Somehow, Joe Biden must resurrect an efficient and humane system from the rubble—providing relief for thousands of asylees while coping with a fresh torrent of migrants and struggling to stem unauthorized border crossings.
The complexities of restoring decency amidst the mess engendered by Trump’s myopic and destructive policies are daunting. Of necessity, the new administration has discouraged prospective migrants, and retained the public health ban as a temporary expedient to manage influx and stem overcrowding.

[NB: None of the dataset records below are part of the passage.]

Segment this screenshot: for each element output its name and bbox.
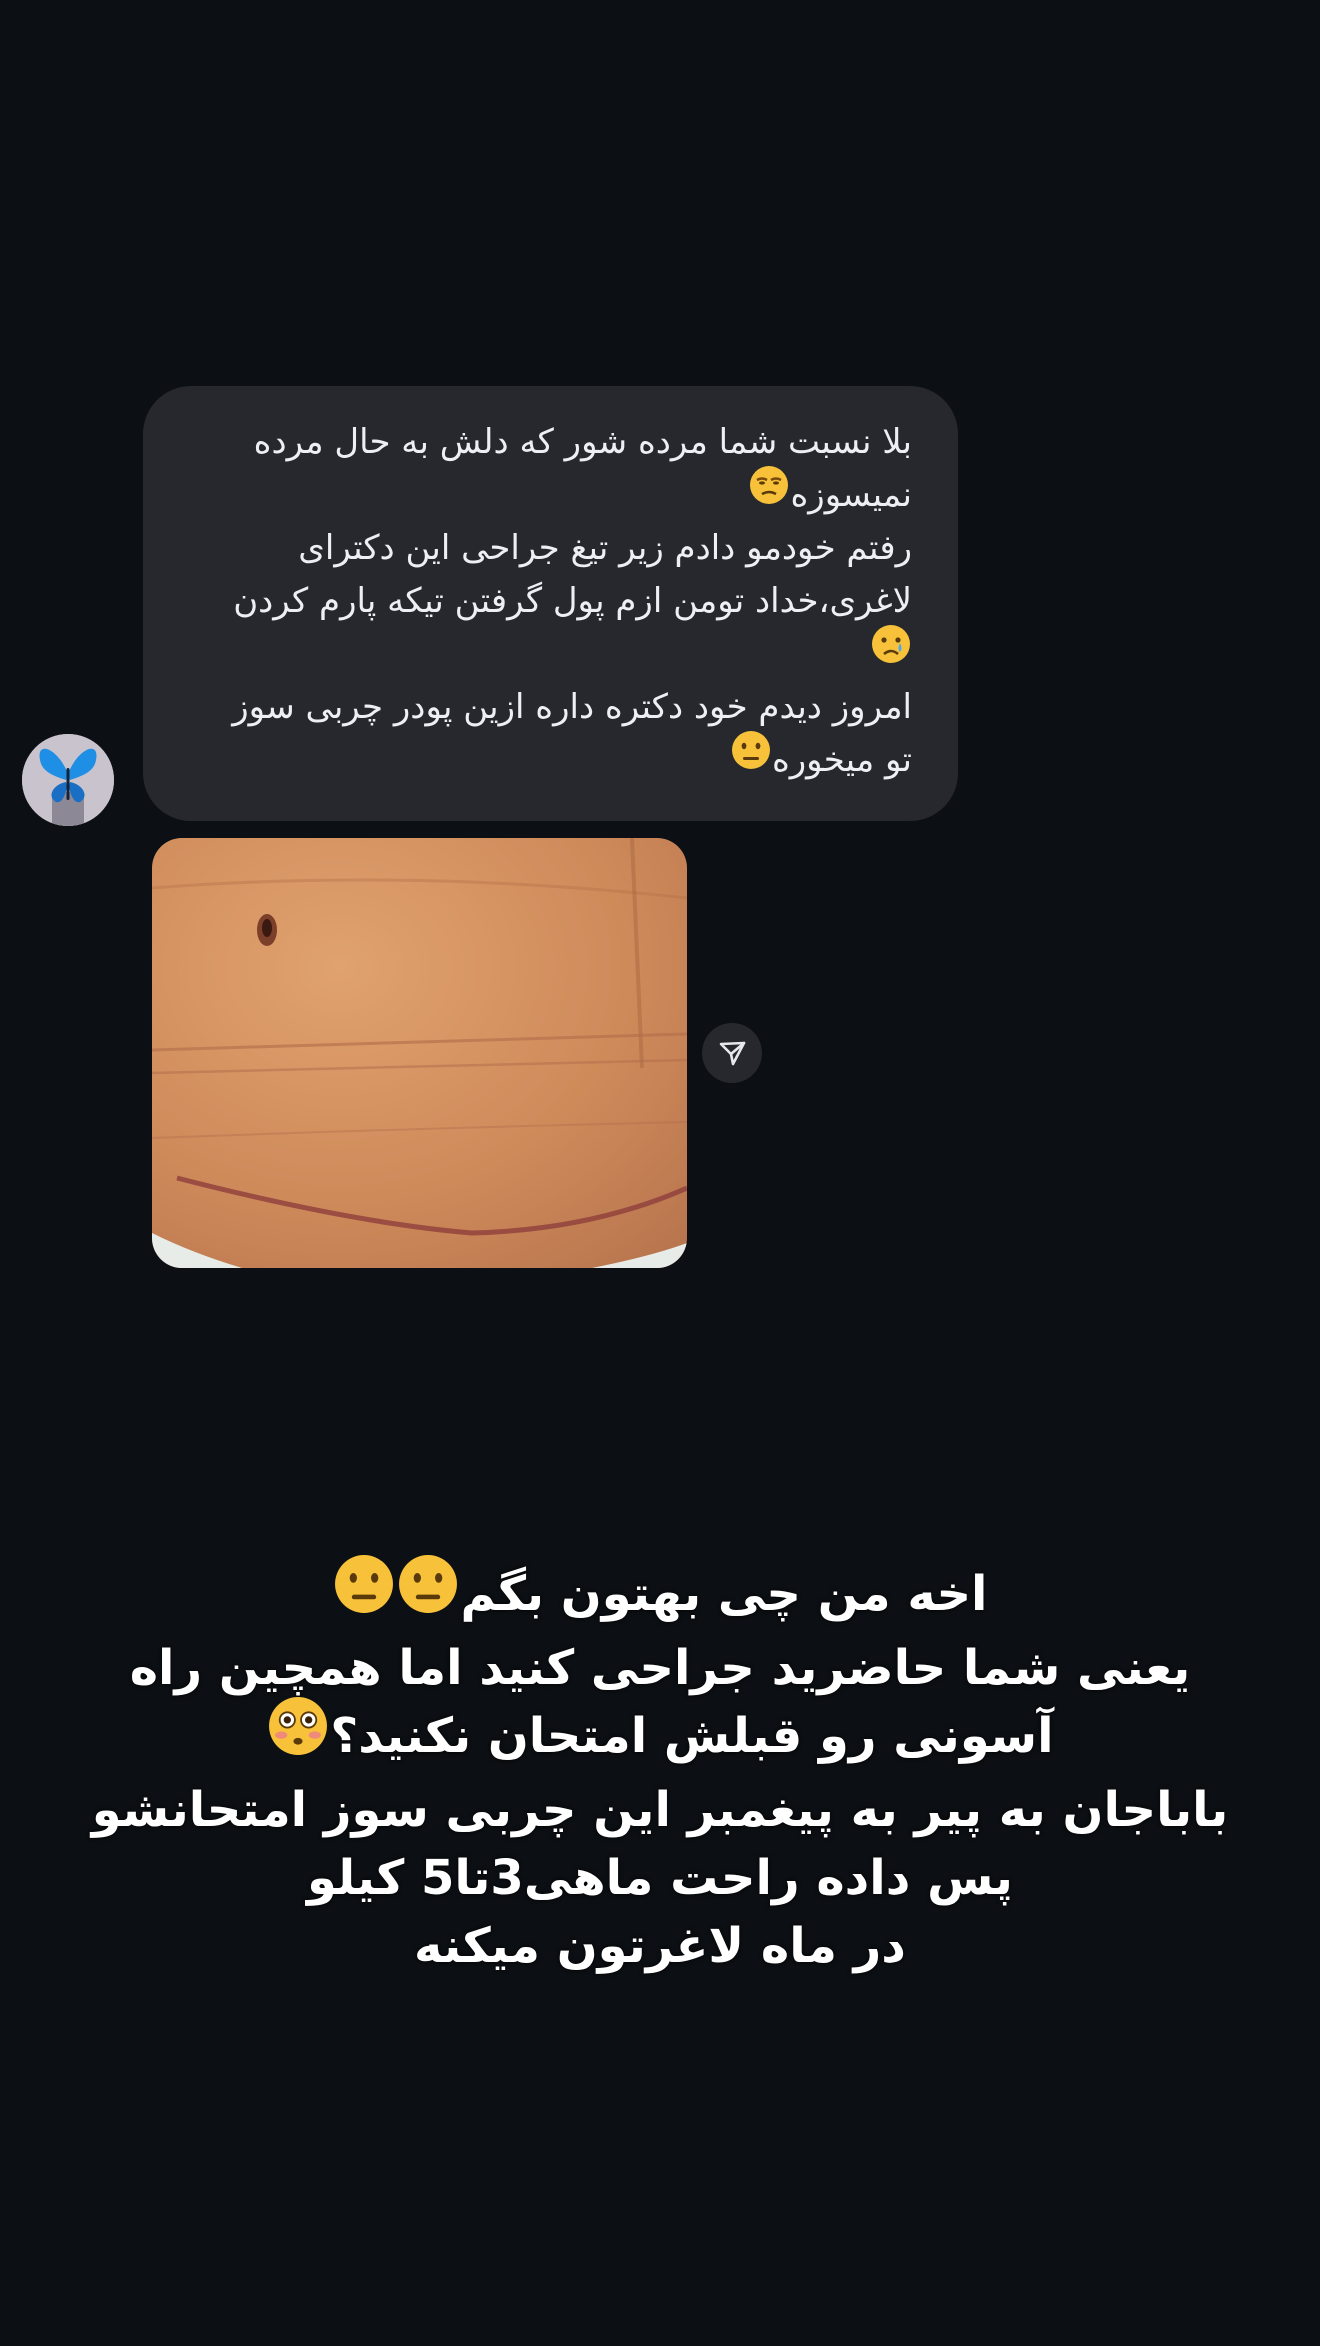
caption-line-3-text: آسونی رو قبلش امتحان نکنید؟ (330, 1708, 1054, 1764)
sender-avatar[interactable] (22, 734, 114, 826)
message-line-5 (189, 624, 912, 681)
message-photo[interactable] (152, 838, 687, 1268)
butterfly-icon (22, 734, 114, 826)
share-button[interactable] (702, 1023, 762, 1083)
story-caption: اخه من چی بهتون بگم یعنی شما حاضرید جراح… (60, 1555, 1260, 1980)
message-bubble[interactable]: بلا نسبت شما مرده شور که دلش به حال مرده… (143, 386, 958, 821)
caption-line-3: آسونی رو قبلش امتحان نکنید؟ (60, 1697, 1260, 1776)
message-line-3: رفتم خودمو دادم زیر تیغ جراحی این دکترای (298, 528, 912, 568)
unamused-face-icon (748, 464, 790, 522)
message-line-6: امروز دیدم خود دکتره داره ازین پودر چربی… (232, 687, 912, 727)
neutral-face-icon (730, 729, 772, 787)
message-line-4: لاغری،خداد تومن ازم پول گرفتن تیکه پارم … (233, 581, 912, 621)
caption-line-6: در ماه لاغرتون میکنه (414, 1918, 906, 1974)
crying-face-icon (870, 623, 912, 681)
message-line-7-text: تو میخوره (771, 740, 912, 780)
caption-line-1: اخه من چی بهتون بگم (60, 1555, 1260, 1634)
flushed-face-icon (266, 1694, 330, 1776)
message-line-2-text: نمیسوزه (790, 475, 912, 515)
caption-line-5: پس داده راحت ماهی3تا5 کیلو (307, 1850, 1013, 1906)
send-icon (719, 1041, 746, 1066)
message-line-2: نمیسوزه (189, 465, 912, 522)
caption-line-2: یعنی شما حاضرید جراحی کنید اما همچین راه (129, 1640, 1191, 1696)
message-line-1: بلا نسبت شما مرده شور که دلش به حال مرده (253, 422, 912, 462)
caption-line-1-text: اخه من چی بهتون بگم (460, 1566, 988, 1622)
neutral-face-icon (332, 1552, 396, 1634)
neutral-face-icon (396, 1552, 460, 1634)
message-line-7: تو میخوره (189, 730, 912, 787)
caption-line-4: باباجان به پیر به پیغمبر این چربی سوز ام… (91, 1782, 1229, 1838)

Moreover, Biden faces an involuntary child separation problem which his administration inherited. Under existing U.S. law, minors arriving with adults other than their parents—including ostensible relatives—must be separated until immigration authorities determine whether the adults are who they claim to be. The aim is protecting children from human traffickers. But this is a growing problem which creates difficulties in providing adequate shelters and swift investigation, and the inescapable effect is to isolate kids at the risk of emotional distress.

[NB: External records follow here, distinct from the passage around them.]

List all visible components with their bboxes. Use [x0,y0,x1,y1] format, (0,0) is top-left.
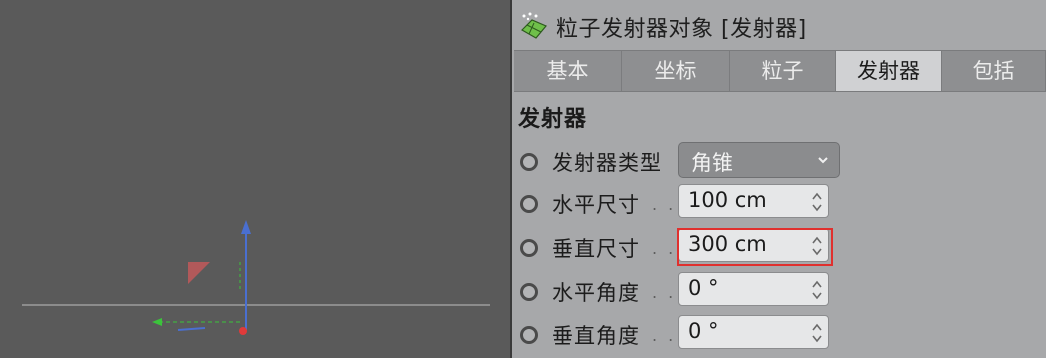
emitter-gizmo [188,262,210,284]
section-title: 发射器 [518,107,588,132]
tab-coordinates[interactable]: 坐标 [622,51,730,91]
tab-emitter[interactable]: 发射器 [836,51,942,91]
chevron-down-icon [818,157,828,164]
animate-toggle[interactable] [520,283,538,301]
y-axis-arrow [241,220,251,234]
field-value: 0 ° [688,276,719,300]
property-label: 垂直角度 [552,324,640,348]
property-row-horizontal-angle: 水平角度 . . 0 ° [512,271,1046,311]
tab-include[interactable]: 包括 [942,51,1046,91]
animate-toggle[interactable] [520,153,538,171]
property-label: 发射器类型 [552,151,662,175]
emitter-type-value: 角锥 [691,151,733,175]
origin-point [239,327,247,335]
label-ellipsis: . . [652,283,677,302]
tab-basic[interactable]: 基本 [514,51,622,91]
label-ellipsis: . . [652,239,677,258]
object-title: 粒子发射器对象 [发射器] [556,17,807,42]
label-ellipsis: . . [652,326,677,345]
property-row-vertical-angle: 垂直角度 . . 0 ° [512,314,1046,354]
vertical-angle-input[interactable]: 0 ° [678,315,829,349]
spinner-arrows-icon[interactable] [811,279,823,301]
particle-emitter-icon [521,12,547,39]
property-row-horizontal-size: 水平尺寸 . . 100 cm [512,183,1046,223]
spinner-arrows-icon[interactable] [811,191,823,213]
label-ellipsis: . . [652,195,677,214]
x-axis-line [177,327,206,331]
property-label: 水平角度 [552,281,640,305]
spinner-arrows-icon[interactable] [811,322,823,344]
horizontal-angle-input[interactable]: 0 ° [678,272,829,306]
property-label: 垂直尺寸 [552,237,640,261]
animate-toggle[interactable] [520,239,538,257]
property-label: 水平尺寸 [552,193,640,217]
animate-toggle[interactable] [520,326,538,344]
highlight-box [677,228,833,266]
z-axis-arrow [152,318,162,326]
attribute-panel: 粒子发射器对象 [发射器] 基本 坐标 粒子 发射器 包括 发射器 发射器类型 … [512,0,1046,358]
object-title-bar: 粒子发射器对象 [发射器] [512,0,1046,48]
viewport-scene [22,220,490,335]
tab-bar: 基本 坐标 粒子 发射器 包括 [514,50,1046,92]
emitter-type-select[interactable]: 角锥 [678,142,840,178]
field-value: 0 ° [688,319,719,343]
tab-particle[interactable]: 粒子 [730,51,836,91]
viewport-3d[interactable] [0,0,510,358]
field-value: 100 cm [688,188,767,212]
horizontal-size-input[interactable]: 100 cm [678,184,829,218]
animate-toggle[interactable] [520,195,538,213]
property-row-emitter-type: 发射器类型 角锥 [512,141,1046,181]
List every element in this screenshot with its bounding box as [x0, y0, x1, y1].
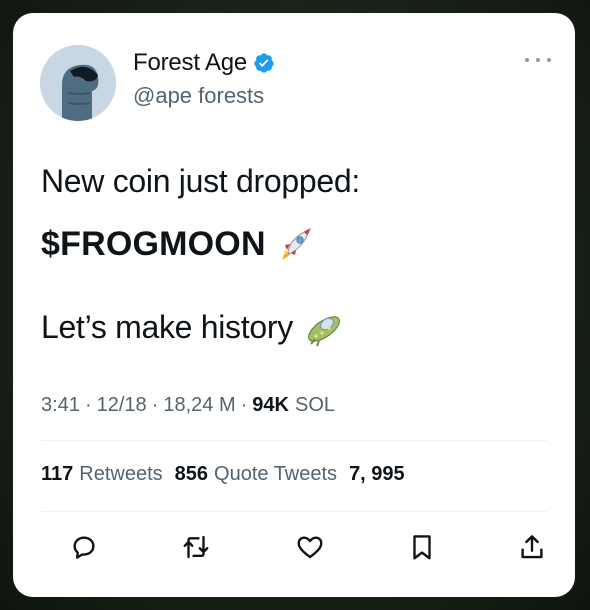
coin-ticker[interactable]: $FROGMOON	[41, 225, 266, 264]
avatar[interactable]	[40, 45, 116, 121]
retweets-label[interactable]: Retweets	[79, 463, 162, 486]
share-button[interactable]	[516, 531, 548, 563]
meta-separator: ·	[84, 394, 92, 416]
rocket-icon	[281, 228, 311, 260]
more-options-icon[interactable]	[525, 53, 551, 67]
tweet-text-line-2: $FROGMOON	[41, 224, 316, 264]
bookmark-icon	[413, 535, 431, 560]
tweet-stats: 117 Retweets 856 Quote Tweets 7, 995	[41, 463, 405, 486]
divider	[41, 440, 547, 441]
meta-separator: ·	[151, 394, 159, 416]
like-icon	[297, 536, 323, 559]
reply-button[interactable]	[68, 531, 100, 563]
share-icon	[521, 535, 543, 559]
divider	[41, 511, 547, 512]
retweets-count[interactable]: 117	[41, 463, 73, 486]
quotes-label[interactable]: Quote Tweets	[214, 463, 337, 486]
tweet-time[interactable]: 3:41	[41, 394, 80, 417]
retweet-button[interactable]	[180, 531, 212, 563]
bookmark-button[interactable]	[406, 531, 438, 563]
author-handle[interactable]: @ape forests	[133, 83, 264, 109]
author-display-name[interactable]: Forest Age	[133, 49, 247, 77]
meta-separator: ·	[240, 394, 248, 416]
verified-badge-icon	[254, 53, 274, 73]
amount-value: 94K	[252, 394, 289, 416]
likes-count[interactable]: 7, 995	[349, 463, 405, 486]
tweet-views: 18,24 M	[163, 394, 236, 416]
tweet-text-line-3: Let’s make history	[41, 306, 345, 348]
tweet-text-line-1: New coin just dropped:	[41, 163, 360, 199]
tweet-text-history: Let’s make history	[41, 308, 293, 345]
retweet-icon	[183, 535, 209, 559]
tweet-card: Forest Age @ape forests New coin just dr…	[13, 13, 575, 597]
tweet-date[interactable]: 12/18	[97, 394, 147, 417]
tweet-meta: 3:41 · 12/18 · 18,24 M · 94K SOL	[41, 394, 335, 417]
author-name-row[interactable]: Forest Age	[133, 49, 275, 77]
ufo-icon	[307, 316, 340, 347]
quotes-count[interactable]: 856	[175, 463, 208, 486]
tweet-actions	[68, 531, 548, 563]
amount-unit: SOL	[294, 394, 336, 416]
like-button[interactable]	[294, 531, 326, 563]
reply-icon	[73, 536, 95, 559]
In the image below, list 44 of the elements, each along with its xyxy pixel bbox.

Faced with all these cross-currents, the Biden administration is surging personnel to the border, and doubling the number of immigration judges and support staff. Concurrently, it has ended MPP; started processing asylees stuck in Mexico; prioritized newly arrived families with young children; released selected applicants with monitoring devices into the United States; erected temporary tent facilities and searched for living space so we can shelter others; protected unaccompanied minors; restored asylum for domestic violence survivors and those fleeing gangs and other chronic dangers; and instituted programs to control the spread of COVID among asylees.

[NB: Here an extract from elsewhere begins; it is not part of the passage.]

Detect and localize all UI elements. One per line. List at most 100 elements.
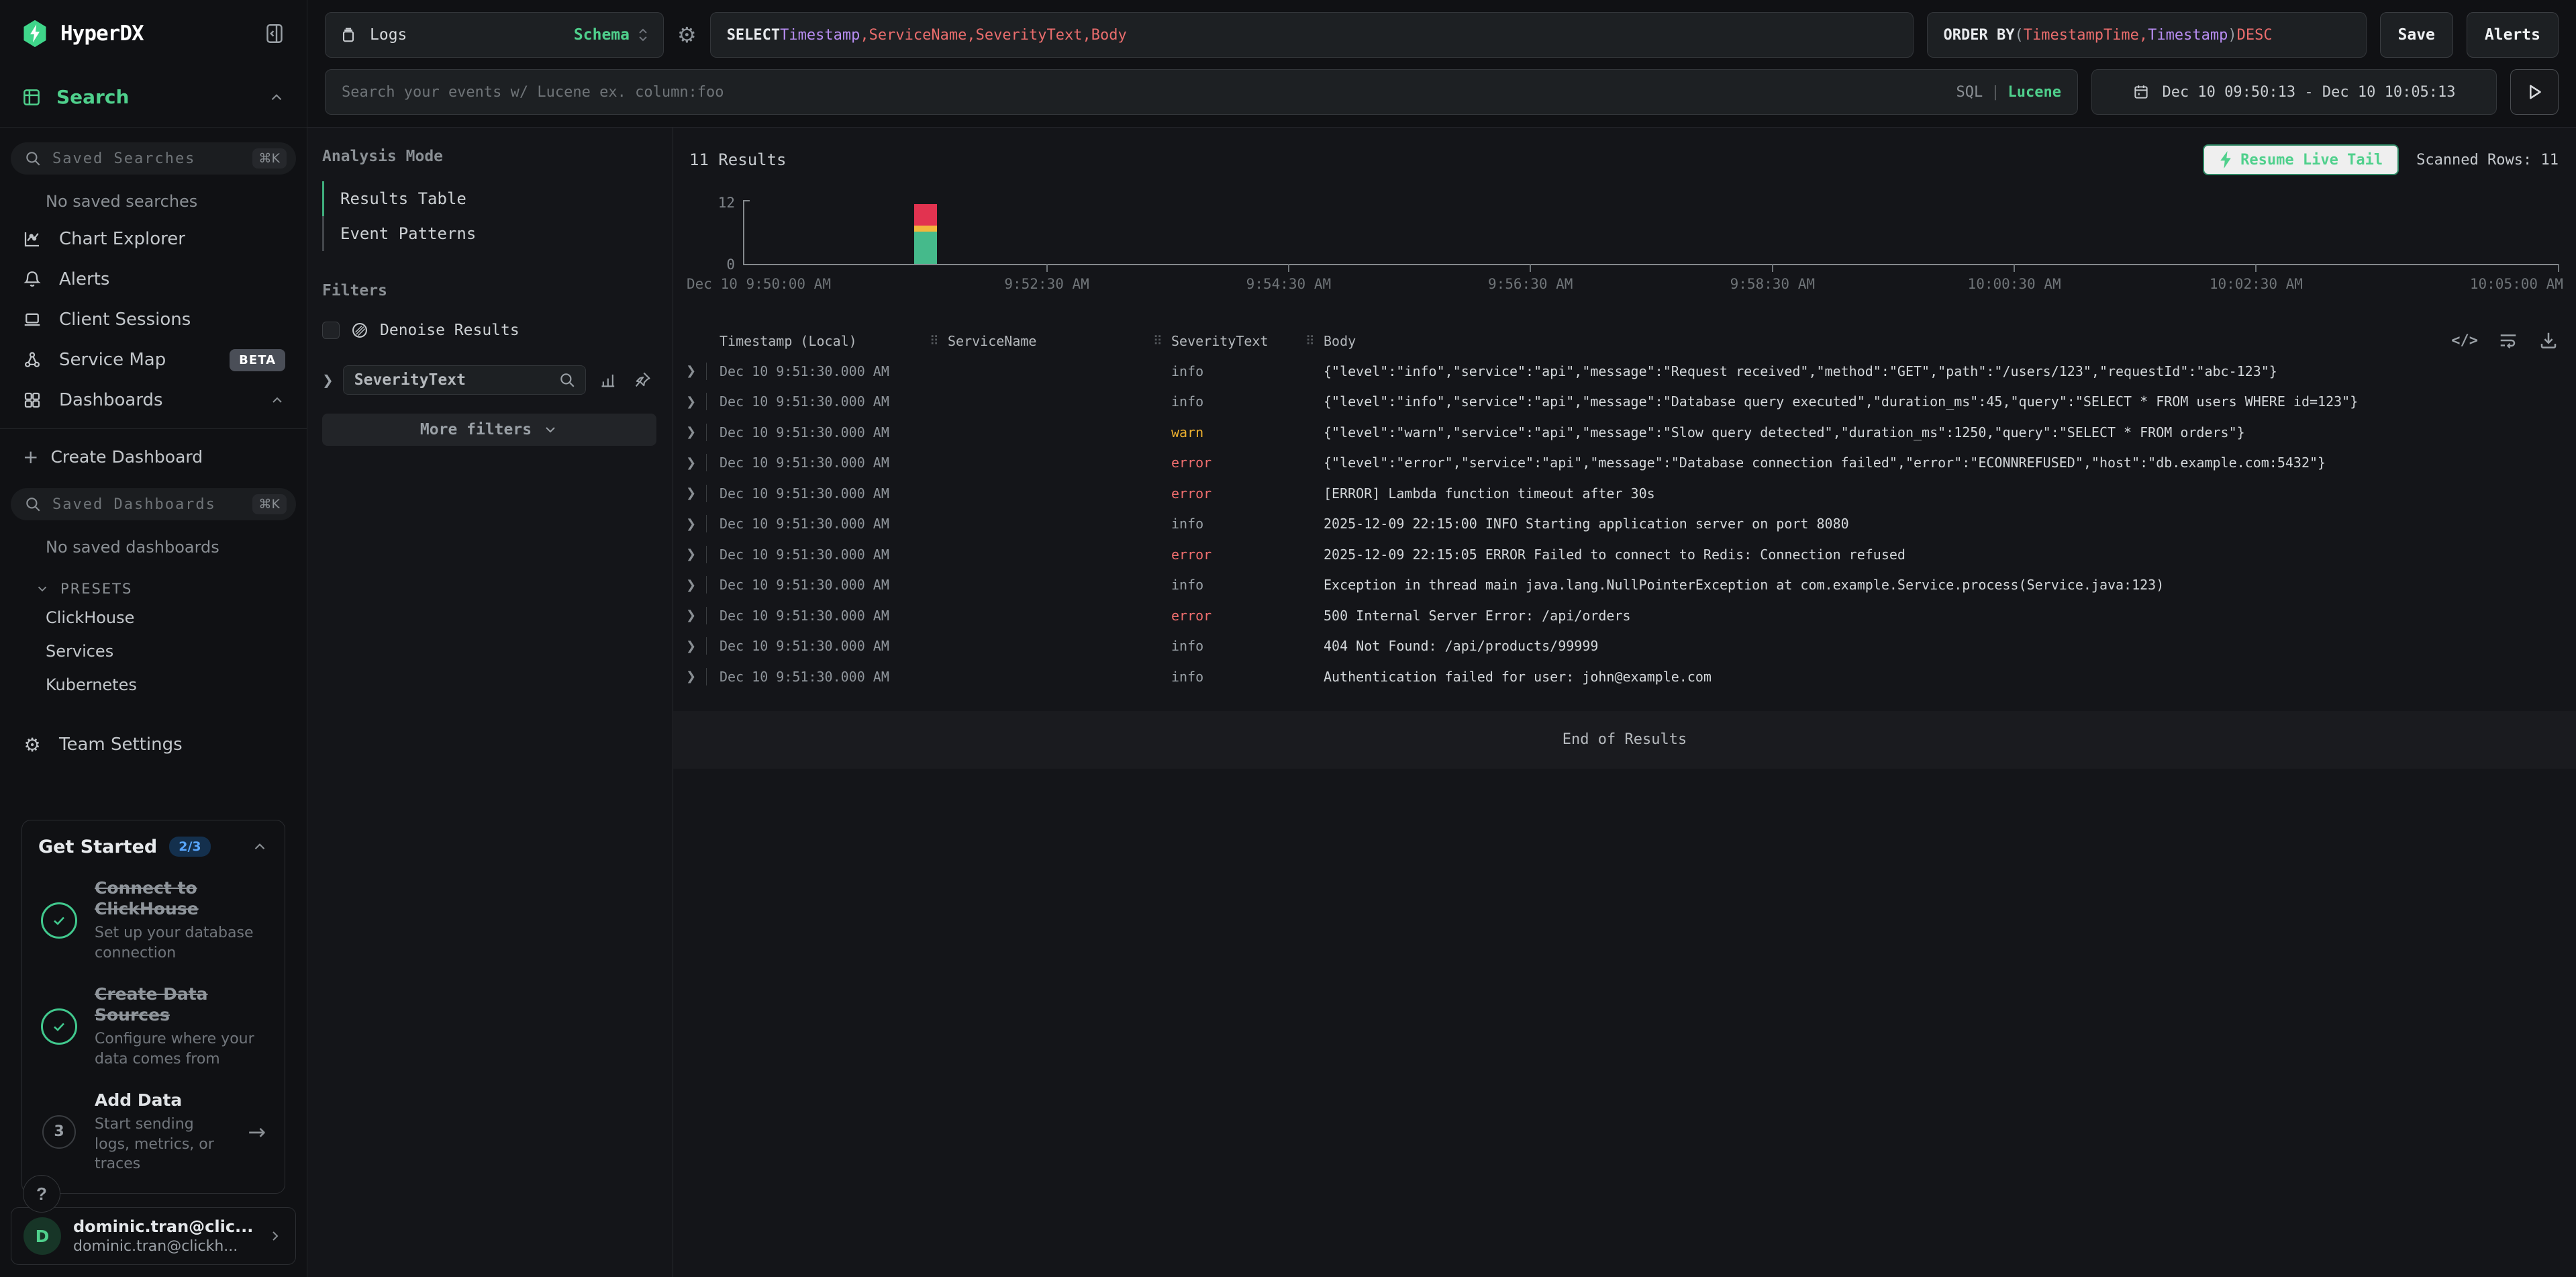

Further, Biden proposes a $4 billion package to help Northern Triangle countries ameliorate violence and criminal activity; build prosperity; improve their education and justice systems; and help residents seek asylum without migrating.
Finally, Biden’s Family Reunification Task Force is working with governments and nongovernmental organizations to reunite families and, thereafter, explore paths to resettlement in the United States. Because Trump’s minions disdained recordkeeping, the deported parents of over 600 kids haven’t yet been found. Still, in its first weeks in office, the administration has reunited an estimated 105 families—a start.
It can expect nothing from the GOP save demagoguery about opening the border and coddling menacing migrants. Here, as in so many areas, the essential task of restoring America’s competence and compassion—and, thereby, our humanity—has fallen to Joe Biden and his party.